Splendor and enjoyment
Along Saxony’s Wine Hiking Trail
Saxony’s winegrowing area along the Elbe between Pirna and Diesbar-Seusslitz is the furthest northern and smallest such area in Germany. Saxony’s wine route connects all of the areas that are important for winegrowing. However, this route can be enjoyed by foot using Saxony’s wine hiking trail. Because the nobility were always up for a good wine and the up-and-coming bourgeoisie also knew how to celebrate, charming river landscapes as well as quaint winegrowing villages and vineyards are not the only sites to be seen, but castles and splendorous mansions can also be enjoyed.
Distance approx. 92 km
Nature and architecture in harmony
Before heading off, enjoy a glass of wine from the right side of the Elbe River while looking out upon the old town of Pirna, which is dominated by the former Sonnenstein Fortress.
On the outskirts of Dresden, there is the summer residence of the former kings of Saxony, Pillnitz Castle. The castle hotel is a perfect place to stay or dine. In the Dresden winegrowing villages, peasant architecture meets the majesty of splendorous mansions. Close to the Blue Wonder Bridge, the family Dinglinger, former court jewelers, who were responsible for many works found in the Green Vault, owned their own vineyard. Just like a chain of pearls, the three Elbe Castles stretch along the river. Today Eckberg Castle is a hotel, whereas Albrechtsberg Castle is being used for exhibits. The so-called Lingner Castle, which belonged to the same-named mouthwash producer (“Odol”) is slowly but surely being made open to the public.

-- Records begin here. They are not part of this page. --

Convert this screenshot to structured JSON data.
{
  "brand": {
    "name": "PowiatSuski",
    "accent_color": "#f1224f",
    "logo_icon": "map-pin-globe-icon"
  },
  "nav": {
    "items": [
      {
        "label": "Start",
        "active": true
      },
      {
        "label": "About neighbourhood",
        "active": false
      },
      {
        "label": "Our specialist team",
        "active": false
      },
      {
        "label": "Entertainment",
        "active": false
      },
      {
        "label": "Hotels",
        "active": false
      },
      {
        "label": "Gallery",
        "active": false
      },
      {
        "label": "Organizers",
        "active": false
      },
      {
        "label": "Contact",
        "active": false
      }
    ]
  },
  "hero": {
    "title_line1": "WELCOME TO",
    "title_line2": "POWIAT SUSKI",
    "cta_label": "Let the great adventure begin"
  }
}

Once in Dresden you should visit the many glorious buildings once belonging to Saxony’s rulers, such as the Zwinger and the Residential Palace with its wonderful state art collections, the Taschenberg Palais, today a top class hotel, and the Palace in the Great Garden. The fortification under Brühl’s Berrace displays the former protection of the city which was eventually given up due to Dresden’s expanding splendor.

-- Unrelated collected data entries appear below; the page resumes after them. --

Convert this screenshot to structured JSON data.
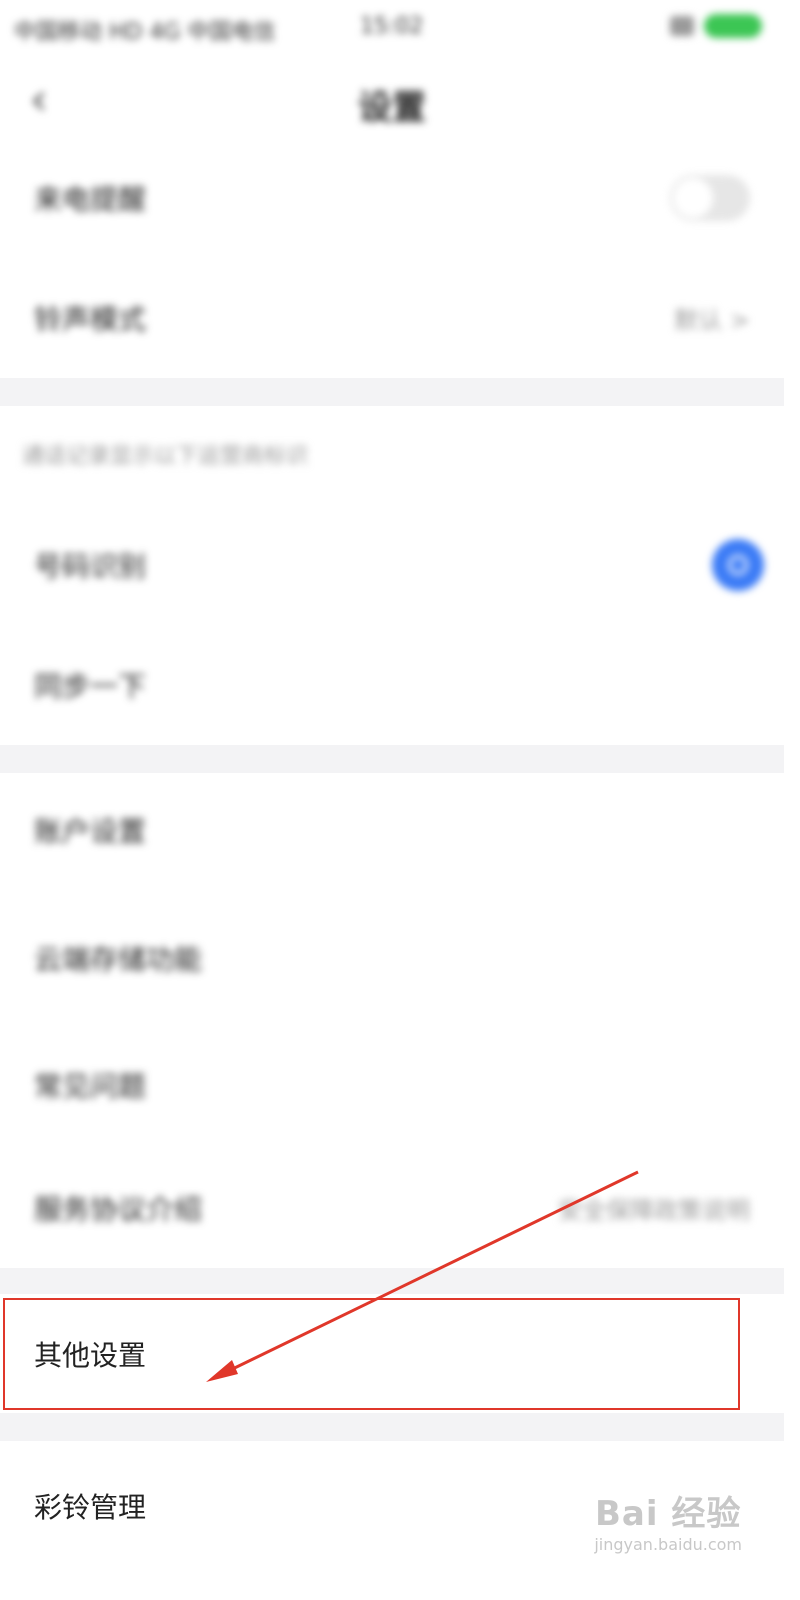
{
  "status_bar": {
    "carrier": "中国移动 HD 4G 中国电信",
    "time": "15:02",
    "wifi_icon": "wifi-icon",
    "battery_icon": "battery-icon"
  },
  "nav": {
    "back_icon": "‹",
    "title": "设置"
  },
  "group1": [
    {
      "label": "来电提醒",
      "control": "toggle-off"
    },
    {
      "label": "铃声模式",
      "value": "默认 >"
    }
  ],
  "section2_header": "通话记录显示以下运营商标识",
  "group2": [
    {
      "label": "号码识别",
      "control": "radio-checked"
    },
    {
      "label": "同步一下"
    }
  ],
  "group3": [
    {
      "label": "账户设置"
    },
    {
      "label": "云端存储功能"
    },
    {
      "label": "常见问题"
    },
    {
      "label": "服务协议介绍",
      "value": "安全保障政策说明"
    }
  ],
  "highlighted_item": {
    "label": "其他设置"
  },
  "ringtone_item": {
    "label": "彩铃管理"
  },
  "watermark": {
    "main": "Bai 经验",
    "sub": "jingyan.baidu.com"
  },
  "colors": {
    "accent": "#3b7bf6",
    "annotation": "#e0372a",
    "battery": "#3cc654"
  }
}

False dogs and real red Indians
It is possible to cross the border to Radebeul without even noticing it. The villas of the sloped vineyards have long been considered the most beautiful residential areas within the region. The former court winery Hoflössnitz is still pressing wine to this very day. The characteristic vessel for Saxonys’ wines, a green glass bottle in the shape of a club with a volume of 0.7 liters, was invented here in 1931. Also worth visiting, is the richly decorated ballroom in the mansion dating back to the Renaissance period.

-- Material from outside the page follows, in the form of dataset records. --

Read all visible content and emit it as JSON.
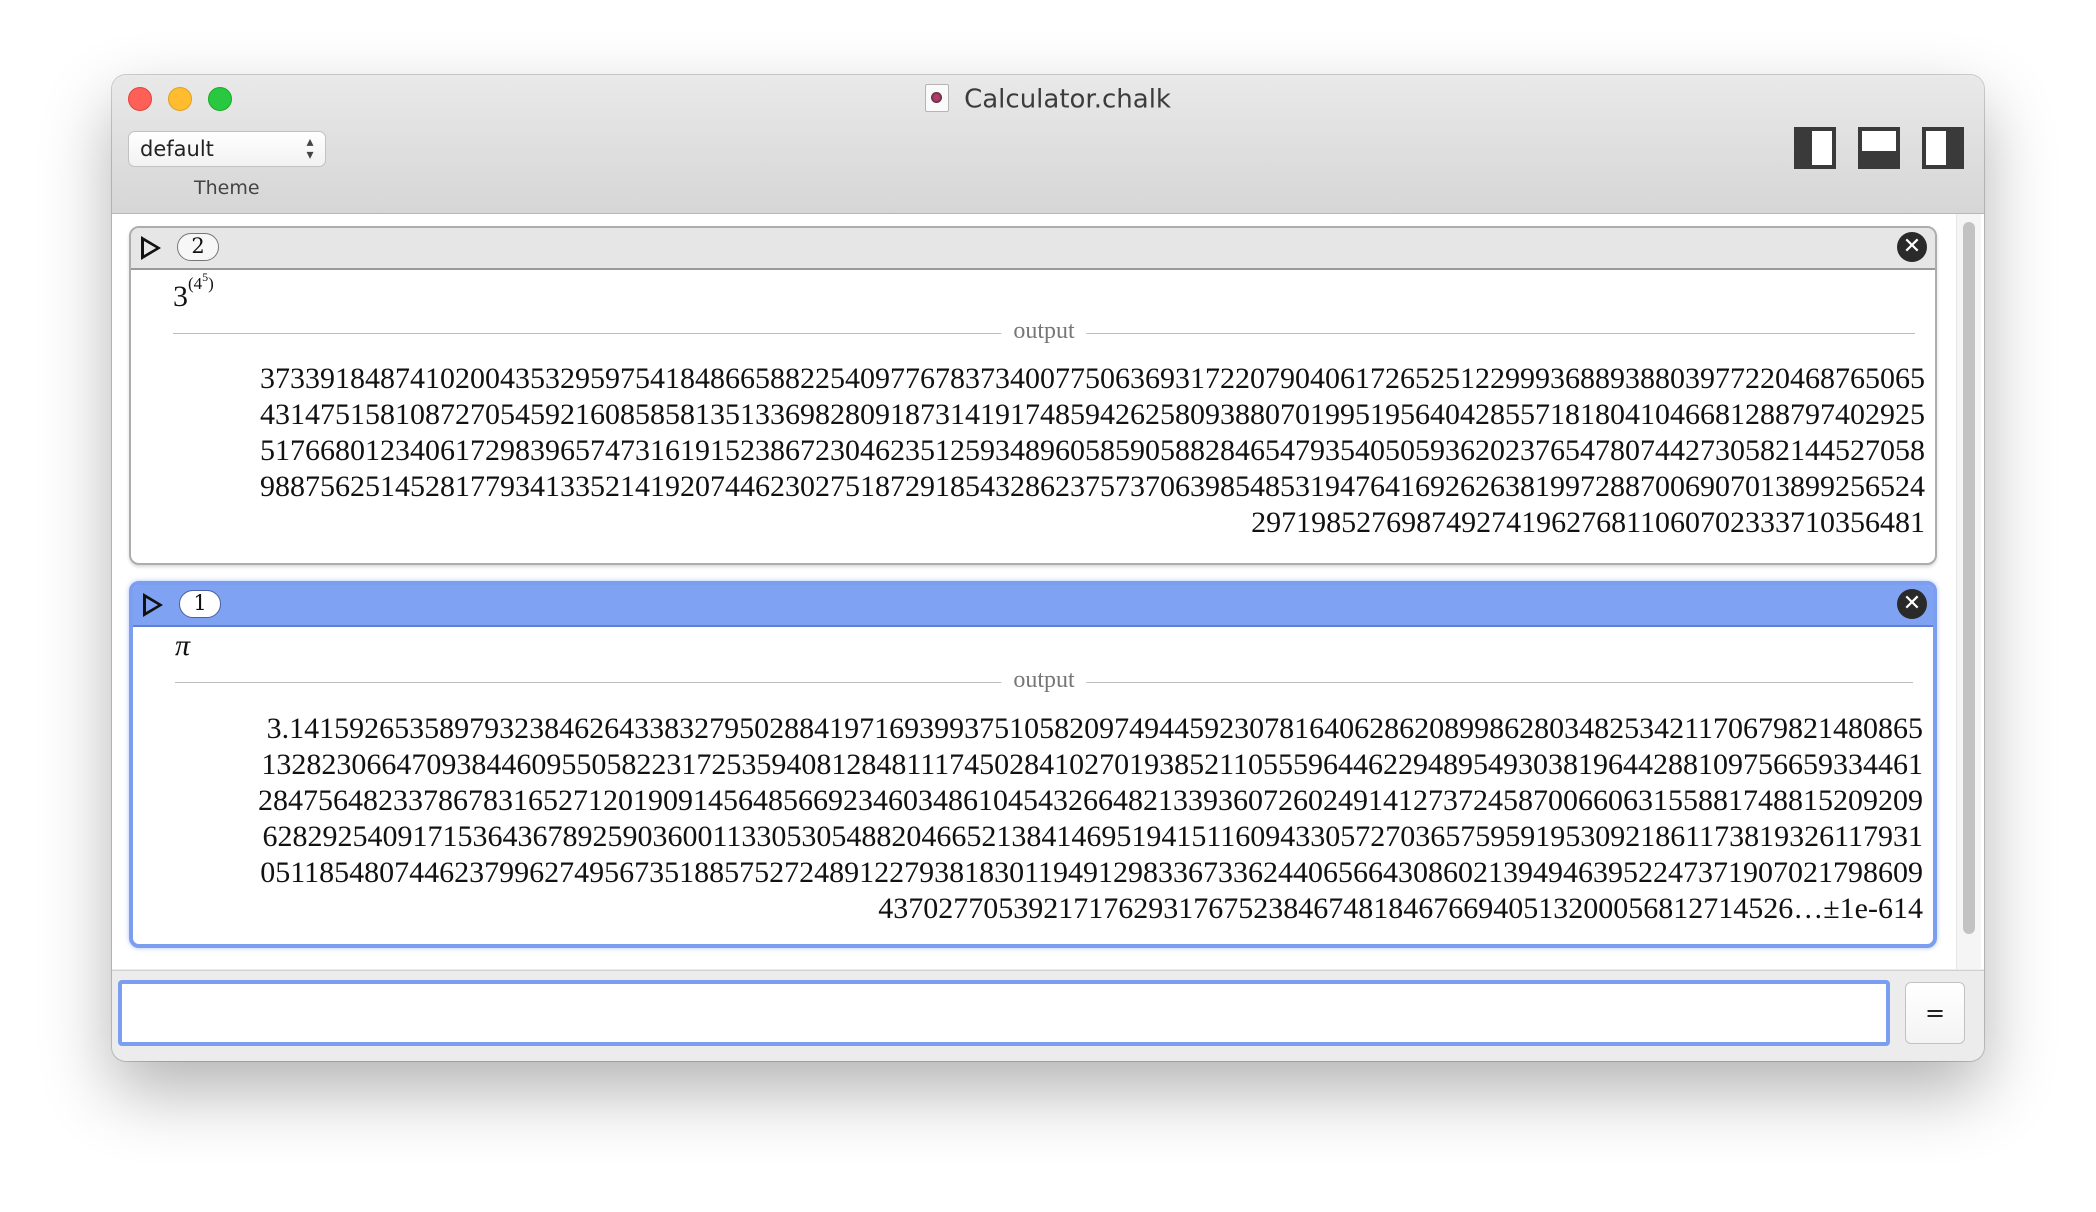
{
  "window": {
    "title": "Calculator.chalk"
  },
  "toolbar": {
    "theme_value": "default",
    "theme_label": "Theme"
  },
  "entries": [
    {
      "index": "2",
      "expression_base": "3",
      "expression_exp_open": "(4",
      "expression_exp_exp": "5",
      "expression_exp_close": ")",
      "output_label": "output",
      "result_lines": [
        "3733918487410200435329597541848665882254097767837340077506369317220790406172652512299936889388039772204687650 65",
        "431475158108727054592160858581351336982809187314191748594262580938807019951956404285571818041046681288797402925",
        "517668012340617298396574731619152386723046235125934896058590588284654793540505936202376547807442730582144527058",
        "988756251452817793413352141920744623027518729185432862375737063985485319476416926263819972887006907013899256524",
        "29719852769874927419627681106070233371035648 1"
      ]
    },
    {
      "index": "1",
      "expression": "π",
      "output_label": "output",
      "result_lines": [
        "3.14159265358979323846264338327950288419716939937510582097494459230781640628620899862803482534211706798214808 65",
        "132823066470938446095505822317253594081284811174502841027019385211055596446229489549303819644288109756659334461",
        "284756482337867831652712019091456485669234603486104543266482133936072602491412737245870066063155881748815209209",
        "628292540917153643678925903600113305305488204665213841469519415116094330572703657595919530921861173819326117931",
        "051185480744623799627495673518857527248912279381830119491298336733624406566430860213949463952247371907021798609",
        "4370277053921717629317675238467481846766940513200056812714526…±1e-614"
      ]
    }
  ],
  "input": {
    "value": "",
    "placeholder": ""
  },
  "eq_button_label": "="
}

The so-called “Lössnitzdackel” (Lössnitz Dachshund), a narrow-gauge steam locomotive still being used today, offers rides through the vineyards on toward Moritzburg, where the same-named castle and the Pheasant Castle are awaiting your visit. A famous citizen of Radebeul was Karl May, whose house is now a museum and whose works are relived every year for the Karl May Weekend. Festivities also take place in the former village green of Altkötzschenbroda, where a great wine festival is celebrated every September. Numerous restaurants and wine cellars invite you to stay a while and the Elbe River bike path is just minutes away. Not too far away, Wackerbarth Castle can be found which offers guided tours through the glass-house factory of Saxony’s state vineyard as well as offers tastings of selected wines and sparkling wines.
The value of tradition
Not only does the mild climate of the Elbe River Valley make Saxony’s wines a taste explosion. Grapevines are planted bearing south, in fertile soil, are lovingly cared for and protected by quarry stone walls. A glass of Goldriesling should not be left out, considering that this particular grape is not grown anywhere else in Germany. Saxony’s oldest and best vineyard, Proschwitz Castle, is located on a hillside and offers guided tours of its vineyard. From there a beautiful view of Meissen, crowned by the Albrechtsburg Castle and its dome, can be enjoyed.
It is said that Meissen’s Bishop Benno brought wine growing to the Elbe River area nine hundred years ago. Within the ruins of the former Cistercian monastery “Zum heiligen Kreuz”, on the outskirts of Meissen, the Hahnemann Center has been created in honor of Samuel Hahnemann, founder of homeopathy.
Saxony’s wine hiking trail leads along the other Elbe River side to one of the most charming parts of Saxony’s winegrowing area and then onto Diesbar-Seusslitz. In wine cellars and only seasonally open taverns, selling home grown wine, various wines can be enjoyed along the way. The castle and the church in Diesbar were both built by George Bähr, architect of Dresden’s Church of Our Lady. The baroque garden surrounded by vineyards is also worth a visit. Splendor and enjoyment are inseparable in Saxony.